Record high investment lending set to slow

Loans to investors have surged over 100% in less than four years, but growth is expected to slow



Loans to investors have surged over 100% in less than four years, according to official figures, but the record growth isn't expected to last much longer.

Recent figures released by the Australian Bureau of Statistics reveal that investors committed to $12.9 billion in housing finance in March 2015, compared to a recent low of $6.3 billion in April 2011.
“The recent rise to $12.9 billion has seen the value of commitments rise 105% in less than 4 years,” CoreLogic RP Data researcher Cameron Kusher said when commenting on the data.
New South Wales accounts for the majority of investor interest, currently holding 46% of all investor mortgage commitments. In fact, the value of commitments in NSW is greater than the value of all states and territories combined, excpet for WA, according to Kusher. However, this data largely reflects what is happening in Sydney, which has experienced a significant rise in investment over the last three years.
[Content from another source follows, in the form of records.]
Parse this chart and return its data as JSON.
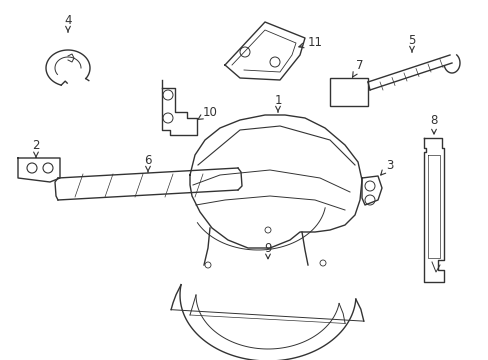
{
  "background_color": "#ffffff",
  "line_color": "#333333",
  "line_width": 1.0,
  "figsize": [
    4.89,
    3.6
  ],
  "dpi": 100,
  "label_fontsize": 8.5
}
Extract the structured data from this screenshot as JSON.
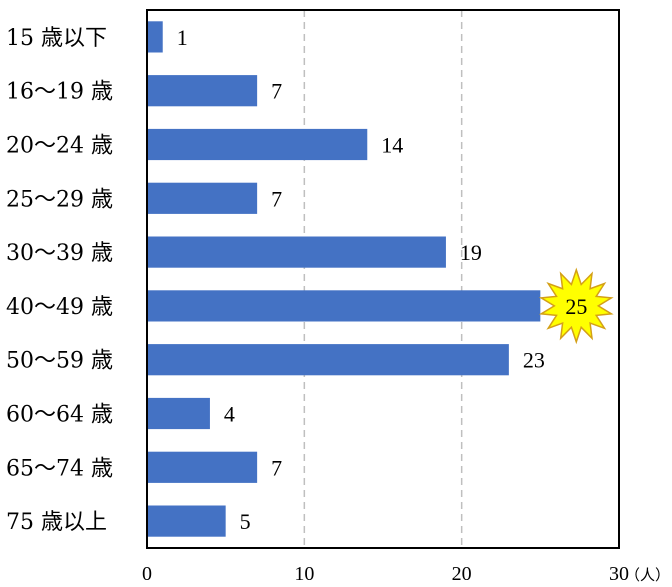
{
  "chart_data": {
    "type": "bar",
    "orientation": "horizontal",
    "categories": [
      "15 歳以下",
      "16〜19 歳",
      "20〜24 歳",
      "25〜29 歳",
      "30〜39 歳",
      "40〜49 歳",
      "50〜59 歳",
      "60〜64 歳",
      "65〜74 歳",
      "75 歳以上"
    ],
    "values": [
      1,
      7,
      14,
      7,
      19,
      25,
      23,
      4,
      7,
      5
    ],
    "data_labels": [
      "1",
      "7",
      "14",
      "7",
      "19",
      "25",
      "23",
      "4",
      "7",
      "5"
    ],
    "xlim": [
      0,
      30
    ],
    "x_ticks": [
      "0",
      "10",
      "20",
      "30"
    ],
    "x_unit": "（人）",
    "highlight_category": "40〜49 歳",
    "grid": "vertical dashed",
    "colors": {
      "bar": "#4472C4",
      "highlight_fill": "#FFFF00",
      "highlight_stroke": "#D4A017",
      "grid": "#BFBFBF"
    }
  }
}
But growth in excess of 100% isn't expected to continue, as Kusher predicts the APRA crackdown in investor lending will slow the demand.

“After APRA wrote to Australian banks, credit unions and building societies late last year re-affirming sound residential mortgage policies we have recently started to see many banks change their lending policies. A large focus of these changes has been around investment mortgages and over the coming months we should eventually see investment lending start to slow," he said.